The RAV4 was actually one of the first car-like crossovers, yet its design has held on to those early days and appears as an odd conglomeration of what SUVs were and where they're going. With the spare tire hanging on a side-opening hatch—a little confused even when this generation was first launched for 2006—the RAV4 looks like a throwback in some ways, thoroughly modern in others.
Despite a modest redesign, a couple of years ago, which earned it a restyled grille and front bumper, improved fog light trims, and redesigned tail lights, the RAV4 kept its taller, more trucklike stance, as well as its side opening hatch and external spare--which seemed like an odd choice when this generation was launched in 2006. If you choose the right model, you can do without the external spare; a Sport Appearance Package remains available, creating a more carlike silhouette by deleting it. Just that one change, combined with some other minor changes, make the RAV4 look much more like the crossover wagon it is.
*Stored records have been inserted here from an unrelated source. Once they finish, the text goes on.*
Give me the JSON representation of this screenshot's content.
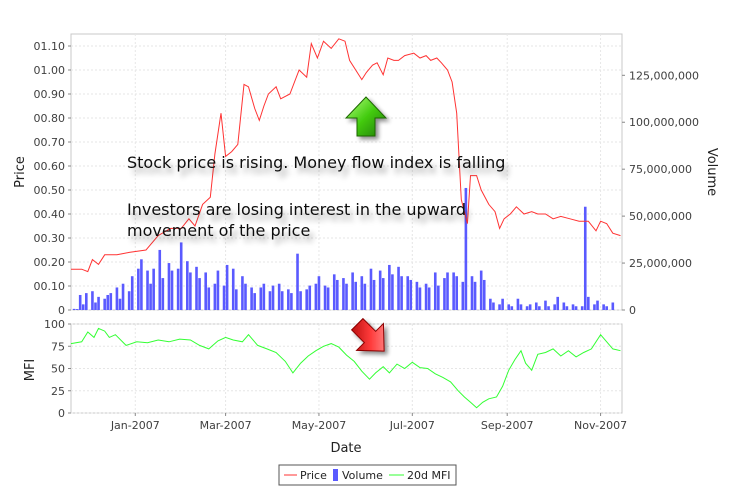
{
  "chart_data": [
    {
      "type": "line+bar",
      "xlabel": "Date",
      "ylabel": "Price",
      "y2label": "Volume",
      "price_ylim": [
        0,
        1.15
      ],
      "price_ticks": [
        "0",
        "00.10",
        "00.20",
        "00.30",
        "00.40",
        "00.50",
        "00.60",
        "00.70",
        "00.80",
        "00.90",
        "01.00",
        "01.10"
      ],
      "volume_ylim": [
        0,
        147000000
      ],
      "volume_ticks": [
        "0",
        "25,000,000",
        "50,000,000",
        "75,000,000",
        "100,000,000",
        "125,000,000"
      ],
      "x_ticks": [
        "Jan-2007",
        "Mar-2007",
        "May-2007",
        "Jul-2007",
        "Sep-2007",
        "Nov-2007"
      ],
      "x_tick_dates": [
        "2007-01-01",
        "2007-03-01",
        "2007-05-01",
        "2007-07-01",
        "2007-09-01",
        "2007-11-01"
      ],
      "x_range": [
        "2006-11-20",
        "2007-11-15"
      ],
      "grid": true,
      "series": [
        {
          "name": "Price",
          "color": "#ff3333",
          "points": [
            [
              "2006-11-20",
              0.17
            ],
            [
              "2006-11-27",
              0.17
            ],
            [
              "2006-12-01",
              0.16
            ],
            [
              "2006-12-04",
              0.21
            ],
            [
              "2006-12-08",
              0.19
            ],
            [
              "2006-12-12",
              0.23
            ],
            [
              "2006-12-20",
              0.23
            ],
            [
              "2006-12-28",
              0.24
            ],
            [
              "2007-01-08",
              0.25
            ],
            [
              "2007-01-16",
              0.31
            ],
            [
              "2007-01-24",
              0.34
            ],
            [
              "2007-01-31",
              0.34
            ],
            [
              "2007-02-05",
              0.38
            ],
            [
              "2007-02-09",
              0.35
            ],
            [
              "2007-02-14",
              0.44
            ],
            [
              "2007-02-19",
              0.47
            ],
            [
              "2007-02-22",
              0.65
            ],
            [
              "2007-02-26",
              0.82
            ],
            [
              "2007-03-01",
              0.64
            ],
            [
              "2007-03-05",
              0.66
            ],
            [
              "2007-03-09",
              0.69
            ],
            [
              "2007-03-13",
              0.94
            ],
            [
              "2007-03-16",
              0.93
            ],
            [
              "2007-03-20",
              0.84
            ],
            [
              "2007-03-23",
              0.79
            ],
            [
              "2007-03-26",
              0.85
            ],
            [
              "2007-03-29",
              0.9
            ],
            [
              "2007-04-03",
              0.93
            ],
            [
              "2007-04-06",
              0.88
            ],
            [
              "2007-04-12",
              0.9
            ],
            [
              "2007-04-18",
              1.0
            ],
            [
              "2007-04-23",
              0.97
            ],
            [
              "2007-04-26",
              1.11
            ],
            [
              "2007-04-30",
              1.05
            ],
            [
              "2007-05-04",
              1.12
            ],
            [
              "2007-05-09",
              1.09
            ],
            [
              "2007-05-14",
              1.13
            ],
            [
              "2007-05-18",
              1.12
            ],
            [
              "2007-05-21",
              1.04
            ],
            [
              "2007-05-25",
              1.0
            ],
            [
              "2007-05-29",
              0.96
            ],
            [
              "2007-06-01",
              0.99
            ],
            [
              "2007-06-05",
              1.02
            ],
            [
              "2007-06-08",
              1.03
            ],
            [
              "2007-06-12",
              0.98
            ],
            [
              "2007-06-15",
              1.05
            ],
            [
              "2007-06-19",
              1.04
            ],
            [
              "2007-06-22",
              1.04
            ],
            [
              "2007-06-26",
              1.06
            ],
            [
              "2007-07-02",
              1.07
            ],
            [
              "2007-07-06",
              1.05
            ],
            [
              "2007-07-10",
              1.06
            ],
            [
              "2007-07-13",
              1.04
            ],
            [
              "2007-07-17",
              1.05
            ],
            [
              "2007-07-20",
              1.03
            ],
            [
              "2007-07-24",
              1.0
            ],
            [
              "2007-07-27",
              0.95
            ],
            [
              "2007-07-30",
              0.82
            ],
            [
              "2007-08-02",
              0.46
            ],
            [
              "2007-08-06",
              0.36
            ],
            [
              "2007-08-08",
              0.56
            ],
            [
              "2007-08-12",
              0.56
            ],
            [
              "2007-08-15",
              0.5
            ],
            [
              "2007-08-20",
              0.44
            ],
            [
              "2007-08-24",
              0.41
            ],
            [
              "2007-08-27",
              0.34
            ],
            [
              "2007-08-30",
              0.38
            ],
            [
              "2007-09-03",
              0.4
            ],
            [
              "2007-09-07",
              0.43
            ],
            [
              "2007-09-12",
              0.4
            ],
            [
              "2007-09-17",
              0.41
            ],
            [
              "2007-09-21",
              0.4
            ],
            [
              "2007-09-26",
              0.4
            ],
            [
              "2007-10-01",
              0.38
            ],
            [
              "2007-10-06",
              0.39
            ],
            [
              "2007-10-12",
              0.38
            ],
            [
              "2007-10-18",
              0.37
            ],
            [
              "2007-10-24",
              0.37
            ],
            [
              "2007-10-29",
              0.33
            ],
            [
              "2007-11-01",
              0.37
            ],
            [
              "2007-11-05",
              0.36
            ],
            [
              "2007-11-09",
              0.32
            ],
            [
              "2007-11-14",
              0.31
            ]
          ]
        },
        {
          "name": "Volume",
          "color": "#5a5aff",
          "bar_dates_range": [
            "2006-11-20",
            "2007-11-15"
          ],
          "bar_spacing_days": 2,
          "bar_values": [
            0,
            600000,
            500000,
            8000000,
            3000000,
            9000000,
            0,
            10000000,
            4000000,
            7000000,
            0,
            6000000,
            8000000,
            9000000,
            0,
            12000000,
            6000000,
            14000000,
            0,
            10000000,
            18000000,
            0,
            22000000,
            27000000,
            0,
            21000000,
            14000000,
            22000000,
            0,
            32000000,
            17000000,
            0,
            25000000,
            21000000,
            0,
            22000000,
            36000000,
            0,
            26000000,
            20000000,
            0,
            23000000,
            17000000,
            0,
            20000000,
            12000000,
            0,
            14000000,
            21000000,
            0,
            13000000,
            24000000,
            0,
            22000000,
            11000000,
            0,
            18000000,
            14000000,
            0,
            12000000,
            9000000,
            0,
            12000000,
            14000000,
            0,
            10000000,
            13000000,
            0,
            14000000,
            10000000,
            0,
            11000000,
            9000000,
            0,
            30000000,
            10000000,
            0,
            11000000,
            13000000,
            0,
            14000000,
            18000000,
            0,
            13000000,
            12000000,
            0,
            19000000,
            16000000,
            0,
            17000000,
            14000000,
            0,
            20000000,
            15000000,
            0,
            18000000,
            14000000,
            0,
            22000000,
            16000000,
            0,
            21000000,
            17000000,
            0,
            24000000,
            19000000,
            0,
            23000000,
            18000000,
            0,
            18000000,
            16000000,
            0,
            15000000,
            12000000,
            0,
            14000000,
            12000000,
            0,
            20000000,
            13000000,
            0,
            17000000,
            20000000,
            0,
            20000000,
            18000000,
            0,
            15000000,
            65000000,
            0,
            18000000,
            15000000,
            0,
            21000000,
            16000000,
            0,
            6000000,
            4000000,
            0,
            3000000,
            6000000,
            0,
            3000000,
            2000000,
            0,
            6000000,
            3000000,
            0,
            2000000,
            3000000,
            0,
            4000000,
            2000000,
            0,
            5000000,
            2000000,
            0,
            3000000,
            7000000,
            0,
            4000000,
            2000000,
            0,
            3000000,
            2000000,
            0,
            2000000,
            55000000,
            7000000,
            0,
            3000000,
            5000000,
            0,
            3000000,
            2000000,
            0,
            4000000
          ]
        }
      ]
    },
    {
      "type": "line",
      "ylabel": "MFI",
      "ylim": [
        0,
        100
      ],
      "y_ticks": [
        "0",
        "25",
        "50",
        "75",
        "100"
      ],
      "series": [
        {
          "name": "20d MFI",
          "color": "#33ff33",
          "points": [
            [
              "2006-11-20",
              78
            ],
            [
              "2006-11-27",
              80
            ],
            [
              "2006-12-01",
              91
            ],
            [
              "2006-12-05",
              85
            ],
            [
              "2006-12-08",
              95
            ],
            [
              "2006-12-12",
              92
            ],
            [
              "2006-12-15",
              85
            ],
            [
              "2006-12-19",
              88
            ],
            [
              "2006-12-26",
              76
            ],
            [
              "2007-01-02",
              80
            ],
            [
              "2007-01-09",
              79
            ],
            [
              "2007-01-16",
              82
            ],
            [
              "2007-01-23",
              80
            ],
            [
              "2007-01-30",
              83
            ],
            [
              "2007-02-06",
              82
            ],
            [
              "2007-02-12",
              76
            ],
            [
              "2007-02-18",
              72
            ],
            [
              "2007-02-24",
              81
            ],
            [
              "2007-03-01",
              85
            ],
            [
              "2007-03-06",
              82
            ],
            [
              "2007-03-12",
              80
            ],
            [
              "2007-03-16",
              88
            ],
            [
              "2007-03-22",
              76
            ],
            [
              "2007-03-28",
              72
            ],
            [
              "2007-04-03",
              68
            ],
            [
              "2007-04-09",
              58
            ],
            [
              "2007-04-14",
              45
            ],
            [
              "2007-04-19",
              56
            ],
            [
              "2007-04-24",
              64
            ],
            [
              "2007-04-29",
              70
            ],
            [
              "2007-05-04",
              75
            ],
            [
              "2007-05-09",
              78
            ],
            [
              "2007-05-14",
              74
            ],
            [
              "2007-05-19",
              65
            ],
            [
              "2007-05-24",
              58
            ],
            [
              "2007-05-29",
              47
            ],
            [
              "2007-06-03",
              38
            ],
            [
              "2007-06-07",
              45
            ],
            [
              "2007-06-12",
              52
            ],
            [
              "2007-06-16",
              45
            ],
            [
              "2007-06-21",
              55
            ],
            [
              "2007-06-26",
              50
            ],
            [
              "2007-07-01",
              57
            ],
            [
              "2007-07-06",
              51
            ],
            [
              "2007-07-11",
              50
            ],
            [
              "2007-07-16",
              44
            ],
            [
              "2007-07-21",
              40
            ],
            [
              "2007-07-26",
              35
            ],
            [
              "2007-07-31",
              25
            ],
            [
              "2007-08-04",
              18
            ],
            [
              "2007-08-08",
              12
            ],
            [
              "2007-08-12",
              6
            ],
            [
              "2007-08-16",
              12
            ],
            [
              "2007-08-20",
              16
            ],
            [
              "2007-08-25",
              18
            ],
            [
              "2007-08-29",
              30
            ],
            [
              "2007-09-02",
              48
            ],
            [
              "2007-09-06",
              60
            ],
            [
              "2007-09-10",
              70
            ],
            [
              "2007-09-13",
              56
            ],
            [
              "2007-09-17",
              48
            ],
            [
              "2007-09-21",
              66
            ],
            [
              "2007-09-26",
              68
            ],
            [
              "2007-10-01",
              72
            ],
            [
              "2007-10-06",
              64
            ],
            [
              "2007-10-11",
              70
            ],
            [
              "2007-10-16",
              63
            ],
            [
              "2007-10-21",
              68
            ],
            [
              "2007-10-26",
              72
            ],
            [
              "2007-11-01",
              88
            ],
            [
              "2007-11-05",
              80
            ],
            [
              "2007-11-09",
              72
            ],
            [
              "2007-11-14",
              70
            ]
          ]
        }
      ]
    }
  ],
  "annotations": {
    "line1": "Stock price is rising. Money flow index is falling",
    "line2": "Investors are losing interest in the upward",
    "line3": "movement of the price"
  },
  "arrows": {
    "up_color": "#33cc00",
    "down_color": "#ee2222"
  },
  "legend": [
    {
      "label": "Price",
      "color": "#ff3333",
      "kind": "line"
    },
    {
      "label": "Volume",
      "color": "#5a5aff",
      "kind": "bar"
    },
    {
      "label": "20d MFI",
      "color": "#33ff33",
      "kind": "line"
    }
  ]
}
The interior layout is along the same lines as those of fresh crossover designs, with more in common with the larger Highlander, but the interior details are among the most dated of any current Toyota vehicle. It has a very upright, straightforward layout, but the uninterrupted swaths of hard plastic and chunky, almost bulbous details that bridge a line between where Toyota's cars and trucks were--or, where they were six or seven years ago.